You notice that we haven't constructed a collection for 3 with [3], because there is already such collection. This might look not that much impressive. But all collections that originate from [2,1] will now not have a duplicate with [3] which would have been the case if one uses a backtracking algorithm.

After doing this for every element, the memory for each index either a way to create a subset with a sum that corresponds to the index, or null if no such subset could be constructed. Now you can simply take a look at the constructed collections, and pick the one closest to K. We know such collection differs at most K, because the empty collection has sum zero and thus differs K.

The entire story can be told with this algorithm:

static List<int> GetSubset(int value, IEnumerable<int> xs) {
    int b = 2*value;
    List<int>[] cols = new List<int>[b];
    cols[0] = new List<int>();
    foreach(int xi in xs) {
        for(int s = b-xi-1; s >= 0; s--) {
            if(cols[s+xi] == null && cols[s] != null) {
                List<int> cln = new List<int>(cols[s]);
                cln.Add(xi);
                cols[s+xi] = cln;
            }
        }
    }
    for(int d = 0; d < value; d++) {
        if(cols[value-d] != null) {
            return cols[value-d];
        } else if(cols[value+d] != null) {
            return cols[value+d];
        }
    }
    return cols[0];
}

The List<T> approach is not the most efficient: you can use a head-tail list approach (but unfortunately, the .NET library seems to lack this).

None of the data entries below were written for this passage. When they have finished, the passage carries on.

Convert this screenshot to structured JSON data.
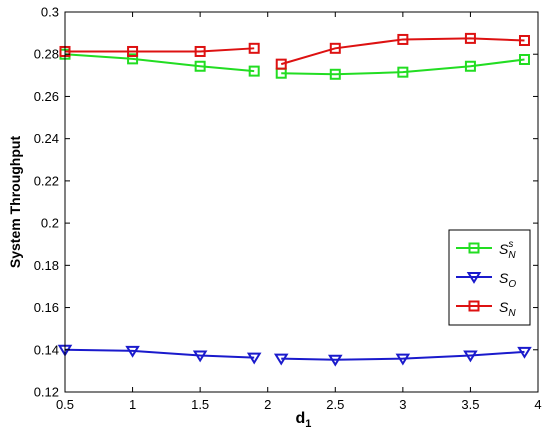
{
  "chart_data": {
    "type": "line",
    "xlabel": "d",
    "xlabel_sub": "1",
    "ylabel": "System Throughput",
    "xlim": [
      0.5,
      4
    ],
    "ylim": [
      0.12,
      0.3
    ],
    "xticks": [
      0.5,
      1,
      1.5,
      2,
      2.5,
      3,
      3.5,
      4
    ],
    "xtick_labels": [
      "0.5",
      "1",
      "1.5",
      "2",
      "2.5",
      "3",
      "3.5",
      "4"
    ],
    "yticks": [
      0.12,
      0.14,
      0.16,
      0.18,
      0.2,
      0.22,
      0.24,
      0.26,
      0.28,
      0.3
    ],
    "ytick_labels": [
      "0.12",
      "0.14",
      "0.16",
      "0.18",
      "0.2",
      "0.22",
      "0.24",
      "0.26",
      "0.28",
      "0.3"
    ],
    "grid": false,
    "legend_position": "right",
    "series": [
      {
        "key": "sns",
        "label_main": "S",
        "label_sub": "N",
        "label_sup": "s",
        "color": "#22dd22",
        "marker": "square",
        "segments": [
          {
            "x": [
              0.5,
              1,
              1.5,
              1.9
            ],
            "y": [
              0.28,
              0.2778,
              0.2743,
              0.272
            ]
          },
          {
            "x": [
              2.1,
              2.5,
              3,
              3.5,
              3.9
            ],
            "y": [
              0.271,
              0.2705,
              0.2715,
              0.2743,
              0.2775
            ]
          }
        ]
      },
      {
        "key": "so",
        "label_main": "S",
        "label_sub": "O",
        "label_sup": "",
        "color": "#1a1acc",
        "marker": "triangle-down",
        "segments": [
          {
            "x": [
              0.5,
              1,
              1.5,
              1.9
            ],
            "y": [
              0.14,
              0.1395,
              0.1373,
              0.1363
            ]
          },
          {
            "x": [
              2.1,
              2.5,
              3,
              3.5,
              3.9
            ],
            "y": [
              0.1358,
              0.1353,
              0.1358,
              0.1373,
              0.139
            ]
          }
        ]
      },
      {
        "key": "sn",
        "label_main": "S",
        "label_sub": "N",
        "label_sup": "",
        "color": "#dd1111",
        "marker": "square",
        "segments": [
          {
            "x": [
              0.5,
              1,
              1.5,
              1.9
            ],
            "y": [
              0.2813,
              0.2813,
              0.2813,
              0.2828
            ]
          },
          {
            "x": [
              2.1,
              2.5,
              3,
              3.5,
              3.9
            ],
            "y": [
              0.2753,
              0.2828,
              0.287,
              0.2875,
              0.2865
            ]
          }
        ]
      }
    ]
  }
}
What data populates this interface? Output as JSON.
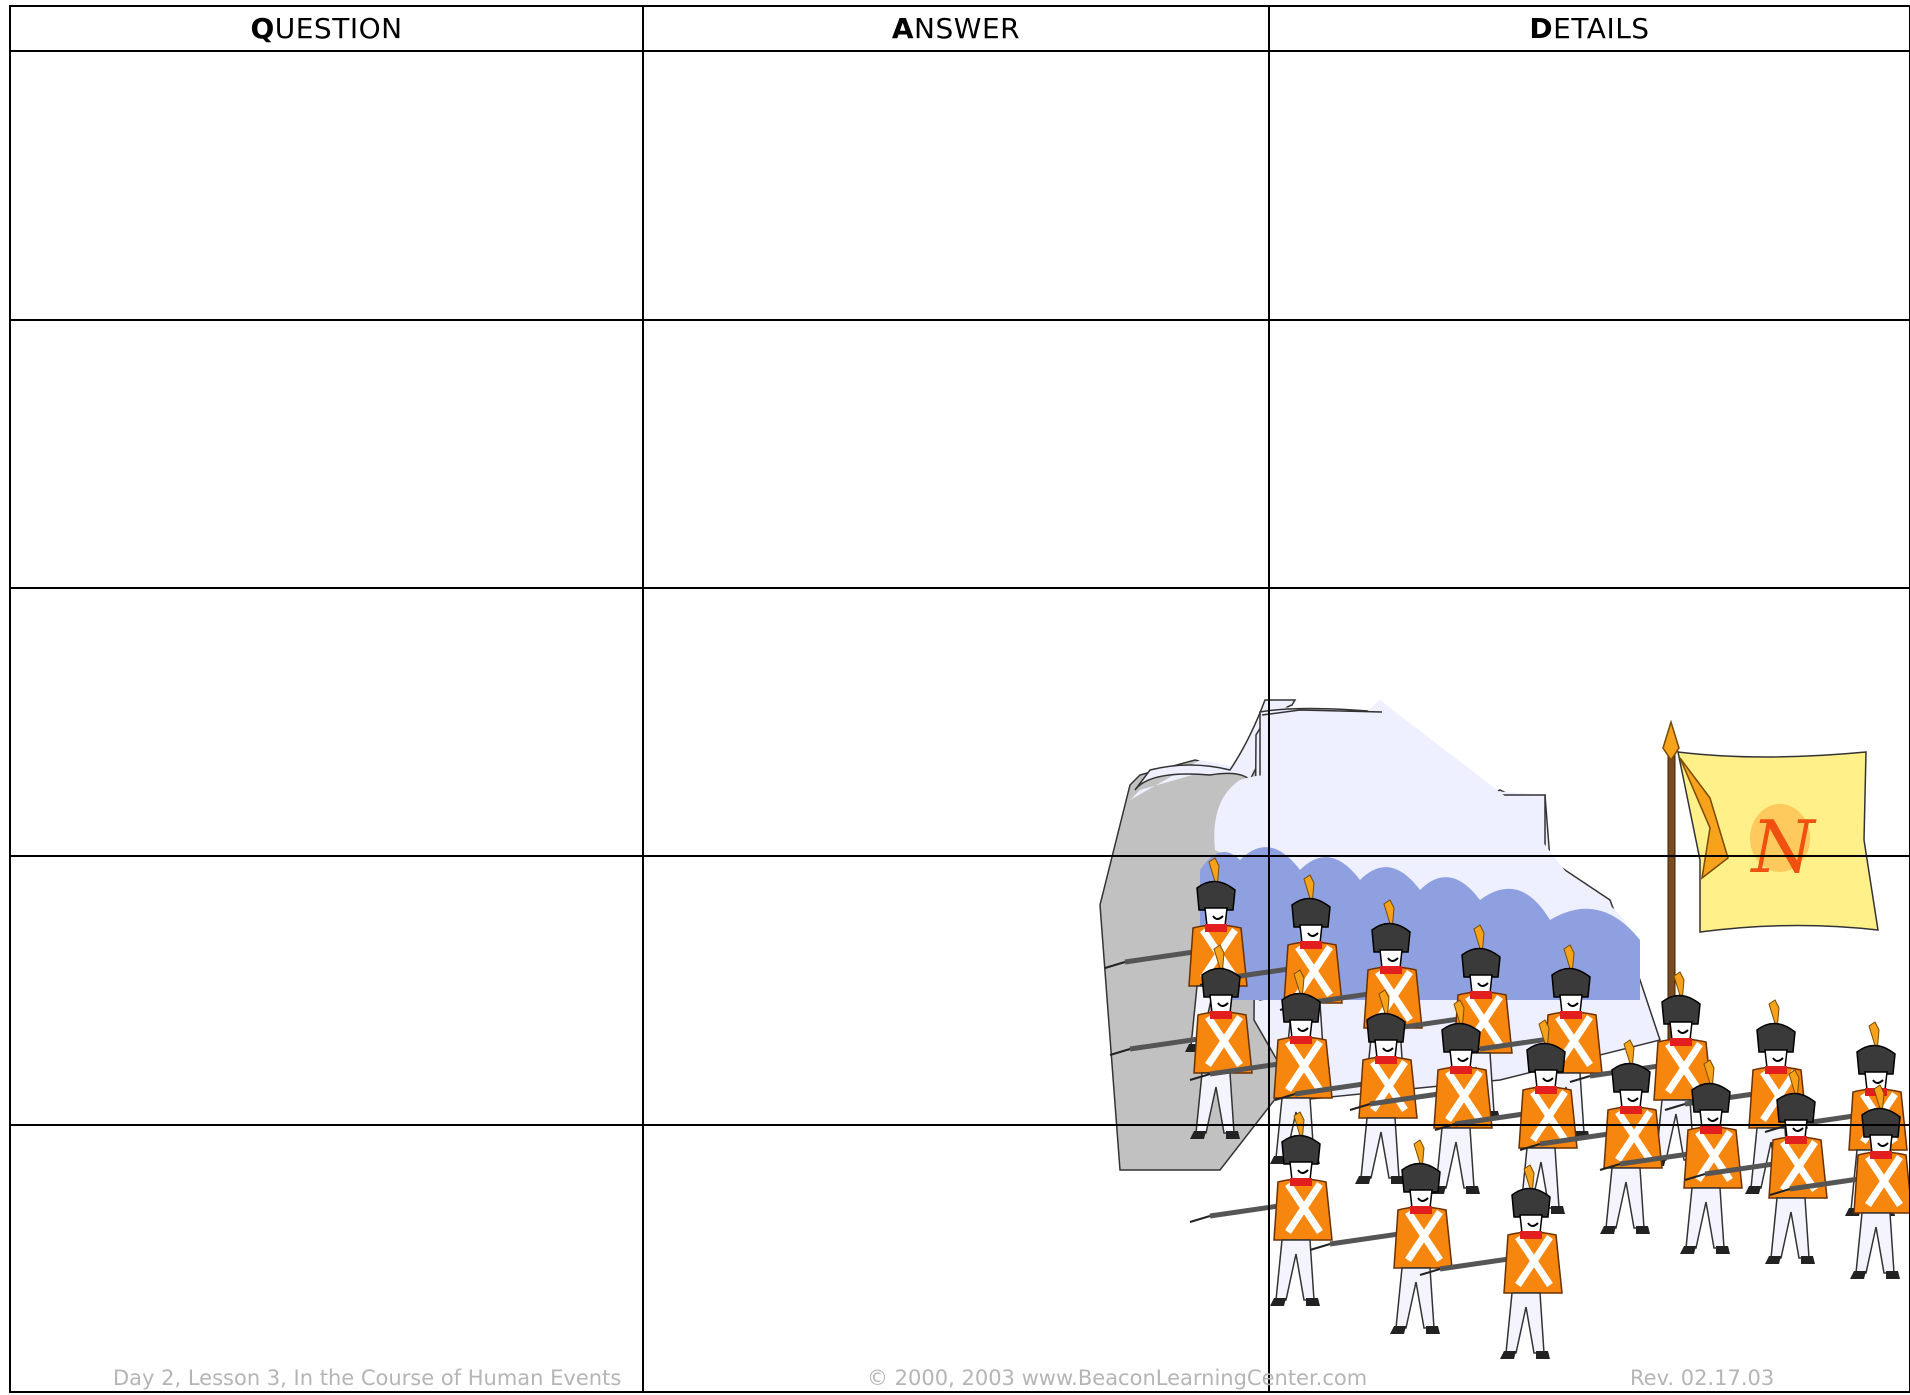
{
  "table": {
    "headers": [
      "QUESTION",
      "ANSWER",
      "DETAILS"
    ]
  },
  "illustration": {
    "flag_letter": "N"
  },
  "footer": {
    "left": "Day 2, Lesson 3, In the Course of Human Events",
    "center": "© 2000, 2003 www.BeaconLearningCenter.com",
    "right": "Rev. 02.17.03"
  }
}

Demo (using csharp interactive shell):

$ csharp
Mono C# Shell, type "help;" for help

Enter statements below.
csharp> public class Foo {
      >  
      > public static List<int> GetSubset(int value, IEnumerable<int> xs) {
      >         int b = 2*value;
      >         List<int>[] cols = new List<int>[b];
      >         cols[0] = new List<int>();
      >         foreach(int xi in xs) {
      >             for(int s = b-xi-1; s >= 0; s--) {
      >                 if(cols[s+xi] == null && cols[s] != null) {
      >                     List<int> cln = new List<int>(cols[s]);
      >                     cln.Add(xi);
      >                     cols[s+xi] = cln;
      >                 }
      >             }
      >         }
      >         for(int d = 0; d < value; d++) {
      >             if(cols[value-d] != null) {
      >                 return cols[value-d];
      >             } else if(cols[value+d] != null) {
      >                 return cols[value+d];
      >             }
      >         }
      >         return cols[0];
      >     }
      > }
csharp>  
csharp> int[] items = new int[] {2,3,5,7};
csharp> Foo.GetSubset(8,items);
{ 3, 5 }
csharp> Foo.GetSubset(7,items); 
{ 2, 5 }
csharp> Foo.GetSubset(9,items); 
{ 2, 7 }
csharp> Foo.GetSubset(6,items); 
{ 2, 3 }
csharp> Foo.GetSubset(10,items); 
{ 2, 3, 5 }
csharp> Foo.GetSubset(11,items); 
{ 2, 3, 5 }

As you can see 6 cannot be formed with these integers, but one can come up with a set that sums up to 5.

An advantage of this approach is that you need to do the search only once: you could evidently call your method multiple times first search for the value K, then K+1, then K-1,etc. but the problem is that this will result in a computationally expensive method.